La primera impresión que tuvo al llegar a Moscú fue la de haber entrado en un sitio que olía a cucarachas y donde nunca se reencontraría con el hombre que había sido, pues la ciudad de 1960 ya no era la capital del mismo país que había visitado veintitrés años antes. Rebautizado como Ramón Pávlovich López, fue confinado en un edificio de la KGB en las afueras de la ciudad, hasta que una mañana le enviaron un traje nuevo y le ordenaron que a las seis de la tarde estuviera listo, porque pasarían a recogerlo.
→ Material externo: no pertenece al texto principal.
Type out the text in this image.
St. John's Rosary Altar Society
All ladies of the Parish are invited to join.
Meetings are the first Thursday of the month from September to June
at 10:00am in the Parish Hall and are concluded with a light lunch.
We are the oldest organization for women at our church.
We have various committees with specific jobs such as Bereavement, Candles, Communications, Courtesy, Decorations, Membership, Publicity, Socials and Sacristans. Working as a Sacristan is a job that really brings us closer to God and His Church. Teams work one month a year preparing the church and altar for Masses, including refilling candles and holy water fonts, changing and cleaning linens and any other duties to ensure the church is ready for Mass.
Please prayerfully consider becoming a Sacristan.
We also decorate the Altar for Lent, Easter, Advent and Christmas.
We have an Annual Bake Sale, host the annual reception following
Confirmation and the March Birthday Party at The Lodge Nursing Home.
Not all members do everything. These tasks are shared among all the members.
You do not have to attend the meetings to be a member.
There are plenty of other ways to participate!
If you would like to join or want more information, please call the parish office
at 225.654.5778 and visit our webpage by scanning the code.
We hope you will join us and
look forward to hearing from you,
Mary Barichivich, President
Esa noche Ramón Pávlovich volvió a entrar en el Kremlin y recibió de manos de Leonid Brézhnev, jefe del Estado, las órdenes de Lenin y de Héroe de la Unión Soviética, la placa que lo acreditaba como miembro del cuadro de honor de la KGB, un enorme ramo de flores y los infaltables besos. Mientras, de un pequeño tocadiscos, salía una y otra vez la melodía de «La Internacional». Y Ramón se sintió tranquilo, orgulloso y recompensado. El oficial de la KGB que lo atendía, y con el cual cenó después de la ceremonia en un pequeño salón del Gran Palacio del Kremlin, le prometió que pronto le darían las llaves de un departamento donde podría recibir a su compañera, Roquelia Mendoza, pero a la vez le advirtió que sus movimientos en la URSS debían contar con la aprobación de una oficina especial de la KGB. Solo podría mantener contacto con los emigrados españoles y con sus familiares residentes en la URSS. Todavía estaba obligado a guardar silencio, dijo amable pero claramente aquel dinosaurio, sin duda sobreviviente de los tiempos de Beria y Stalin.